Key Takeaways from Dobbs v. Jackson Women’s Health
Justices discuss Mississippi’s abortion ban
In nearly two hours of oral arguments on Dec. 1, 2021, U.S. Supreme Court justices, petitioners, and attorneys discussed the dismantling of Roe v. Wade and national access to safe and legal abortion before fetal viability.
The following are key comments and questions from the Supreme Court’s transcript1 of that case:
• Mississippi Solicitor General Scott G. Stewart, Esq: “For 50 years, they’ve kept this court at the center of a political battle that it can never resolve. And 50 years on, they stand alone. Nowhere else does this court recognize a right to end a human life.”
• Justice Stephen Breyer: In quoting Planned Parenthood of Southeastern Pennsylvania v. Casey: “Only the most convincing justification under accepted standards of precedent could suffice to demonstrate that a later decision overruling the first was anything but a surrender to political pressure and an unjustified repudiation of the principle on which the court stakes its authority.”2
• Justice Sonia Sotomayor: “Will this institution survive the stench that this creates in the public perception that the Constitution and its reading are just political acts? … How is your interest anything but a religious view? The issue of when life begins has been hotly debated by philosophers since the beginning of time.”
• Justice Elena Kagan: “There’s been 50 years of water under the bridge, 50 years of decisions saying that this is part of our law, that this is part of the fabric of women’s existence in this country.”
• Respondent Julie Rikelman, Esq, litigation director of the Center for Reproductive Rights: “Mississippi’s ban on abortion two months before viability is flatly unconstitutional under decades of precedent. Mississippi asks the court to dismantle this precedent and allow states to force women to remain pregnant and give birth against their will.”
• Justice Clarence Thomas: On women being prosecuted for taking drugs while pregnant: “If she had ingested cocaine pre-viability and had the same negative consequences to her child, do you think the state had an interest in enforcing that law against her?”
• Chief Justice John Roberts: “[I]f you think that the issue is one of choice, that women should have a choice to terminate their pregnancy, that supposes that there is a point at which they’ve had a fair choice, opportunity to choice, and why would 15 weeks be an inappropriate line?”

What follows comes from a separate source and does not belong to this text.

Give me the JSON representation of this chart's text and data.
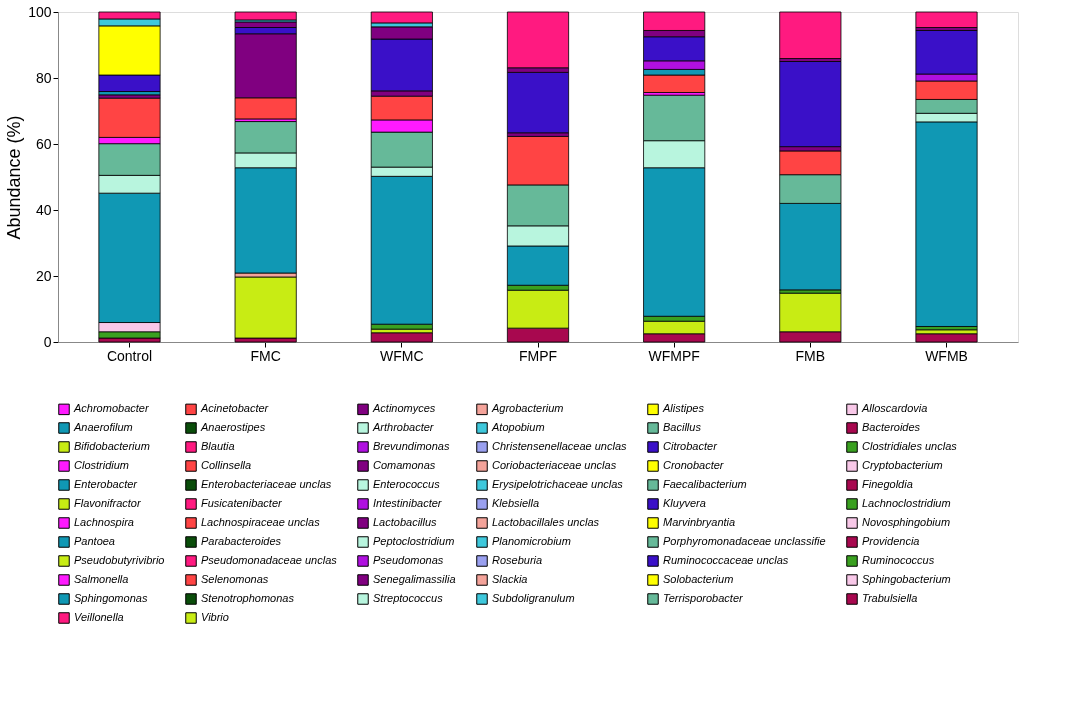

• Justice Amy Coney Barrett: “Why don’t the safe haven laws take care of that problem? It seems to me that it focuses the burden much more narrowly. There is, without question, an infringement on bodily autonomy, you know, which we have in other contexts, like vaccines. However, it doesn’t seem to me to follow that pregnancy and then parenthood are all part of the same burden.”
• Justice Samuel Alito: “The fetus has an interest in having a life, and that doesn’t change, does it, from the point before viability to the point after viability?”
• Justice Brett Kavanaugh: “I think the other side would say that the core problem here is that the court has been forced by the position you’re taking and by the cases to pick sides on the most contentious social debate in American life … and, they would say, therefore, it should be left to the people, to the states, or to Congress.”
• U.S. Department of Justice Solicitor General Elizabeth B. Prelogar, JD: “The real-world effects of overruling Roe and Casey would be severe and swift. Nearly half of the states already have or are expected to enact bans on abortion at all stages of pregnancy, many without exceptions for rape or incest.”
• Justice Neil Gorsuch: “If this court will reject the viability line, do you see any other intelligible principle that the court could choose?”
REFERENCES
- Supreme Court of the United States. Dobbs v. Jackson Women’s Health. Docket number: 19-1392. Dec. 1, 2021.
- Supreme Court of the United States. Planned Parenthood of Southeastern Pennsylvania, et al. v. Casey, Governor of Pennsylvania, et al. Docket number: 91-744. Decided June 29, 1992.